Respondents generally sought advice when prompted to do so by some change or event; they were unlikely to seek proactive advice about entitlements.

Policy implication: As well as providing a reactive service, a comprehensive advice service should have a proactive element - including efforts to raise awareness both of entitlements and sources of help.

Respondents were not always aware of advice services, or of benefit entitlements and ongoing changes to these.

Policy implications: Different ways of advertising services and entitlements should be considered; different media, different types of places and services, public and private venues, etc. Robust referral arrangements with advice services should be in place across the public service landscape. Signposting should also be part of the responsibility of those imposing any changes to benefits.

Respondents' experiences with advice services have suggested some characteristics of good quality advice; namely that it is available quickly and that the information is accurate and complete. Respondents also favoured continuity in terms of having access to the same adviser until their situation was resolved.

Policy implications: These findings can help to identify best practice for those providing advice, and what is important to get right. Advice should be timely and accurate, provided by well-trained and approachable staff, with whom users can have some continuity where this is beneficial to them. This quality element is key to the service being helpful. Not all providers are sufficiently competent and well-resourced to provide this high quality service.

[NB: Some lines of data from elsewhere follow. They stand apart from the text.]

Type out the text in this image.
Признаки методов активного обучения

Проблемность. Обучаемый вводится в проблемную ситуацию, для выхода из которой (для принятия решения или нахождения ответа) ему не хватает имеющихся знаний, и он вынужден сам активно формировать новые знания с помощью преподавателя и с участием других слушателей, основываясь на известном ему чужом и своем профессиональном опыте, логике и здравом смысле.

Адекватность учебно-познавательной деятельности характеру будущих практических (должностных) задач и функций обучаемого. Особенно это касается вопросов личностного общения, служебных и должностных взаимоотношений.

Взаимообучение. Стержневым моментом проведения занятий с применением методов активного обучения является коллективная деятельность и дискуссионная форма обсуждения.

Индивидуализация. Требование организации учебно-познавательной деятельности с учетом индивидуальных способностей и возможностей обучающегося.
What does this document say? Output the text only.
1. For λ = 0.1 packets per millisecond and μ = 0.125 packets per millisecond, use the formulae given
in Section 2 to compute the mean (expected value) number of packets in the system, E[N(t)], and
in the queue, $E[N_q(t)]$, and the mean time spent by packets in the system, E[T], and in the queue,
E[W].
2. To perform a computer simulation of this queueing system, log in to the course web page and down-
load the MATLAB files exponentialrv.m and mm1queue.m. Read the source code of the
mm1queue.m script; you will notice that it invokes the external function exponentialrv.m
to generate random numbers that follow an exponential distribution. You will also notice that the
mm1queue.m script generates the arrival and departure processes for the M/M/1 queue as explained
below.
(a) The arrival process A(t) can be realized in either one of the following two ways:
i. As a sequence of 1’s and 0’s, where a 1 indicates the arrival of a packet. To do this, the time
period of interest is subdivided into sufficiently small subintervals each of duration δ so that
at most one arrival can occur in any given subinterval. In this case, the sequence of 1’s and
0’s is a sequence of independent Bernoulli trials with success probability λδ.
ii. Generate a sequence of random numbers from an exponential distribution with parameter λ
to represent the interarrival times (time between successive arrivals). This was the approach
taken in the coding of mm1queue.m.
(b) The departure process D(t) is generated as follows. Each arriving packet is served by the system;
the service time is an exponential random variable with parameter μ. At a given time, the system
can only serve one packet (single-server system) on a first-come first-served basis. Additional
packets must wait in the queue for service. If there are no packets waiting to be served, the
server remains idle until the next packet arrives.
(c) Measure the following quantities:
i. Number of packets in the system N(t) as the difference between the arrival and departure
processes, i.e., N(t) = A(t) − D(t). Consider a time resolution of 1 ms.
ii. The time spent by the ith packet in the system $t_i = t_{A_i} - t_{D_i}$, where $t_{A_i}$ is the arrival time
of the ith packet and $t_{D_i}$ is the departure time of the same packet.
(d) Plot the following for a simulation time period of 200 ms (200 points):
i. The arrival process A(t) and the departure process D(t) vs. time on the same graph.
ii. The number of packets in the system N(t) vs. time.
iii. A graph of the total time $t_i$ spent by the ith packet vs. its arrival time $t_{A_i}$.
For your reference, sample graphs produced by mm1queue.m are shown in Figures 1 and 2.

Some respondents chose to access advice services in person, while others appreciated the availability of help that was provided online or over the telephone. Not all forms of help were physically accessible to all. Those with disabilities or those in rural areas could not necessarily access support services in person. Others were unable to access information provided online because they did not have the confidence or IT literacy to access information in this way, or because their disability prevented them from doing so.

Policy implications: Best practice is to provide support in multiple formats - in person, by telephone, on paper and online - in order to reach those who may not be able to access one or more of these formats. Online information can provide a useful source of support, but it cannot replace other delivery modes completely.

Health and social care professionals played a key role in accessing benefits for many respondents, alerting them to potential entitlements, and supporting the application process, in particular through the provision of specialist information. GPs also play an important role in providing and co-ordinating relevant information with regard to disability benefit applications. However, there was some variation in the extent to which respondents reported these professionals to be well-informed and helpful in this regard.

Policy implications: There should be more joined-up practice between health, social care and welfare services. Health and social care professionals need not be experts, but should at least be aware of the kind of support that people might be entitled to, and referral mechanisms between health and social care and advice services should be established. It is also necessary to recognise and support the role of GPs in providing necessary signposting and information to support an application for disability benefits.

Local representatives such as MPs, MSPs and councillors also played an advocacy role for some respondents, in pursuing and escalating issues. However, one respondent reported that their MP had been uninterested in their issue, and another reported some discomfort with approaching an MP who was not from their preferred political party, suggesting some limitations to the use of representatives in this way.

Policy implications: For some people, the ability to raise or escalate issues may not be fully met by local political representatives. Fair and supportive independent advocacy and appeal processes are important.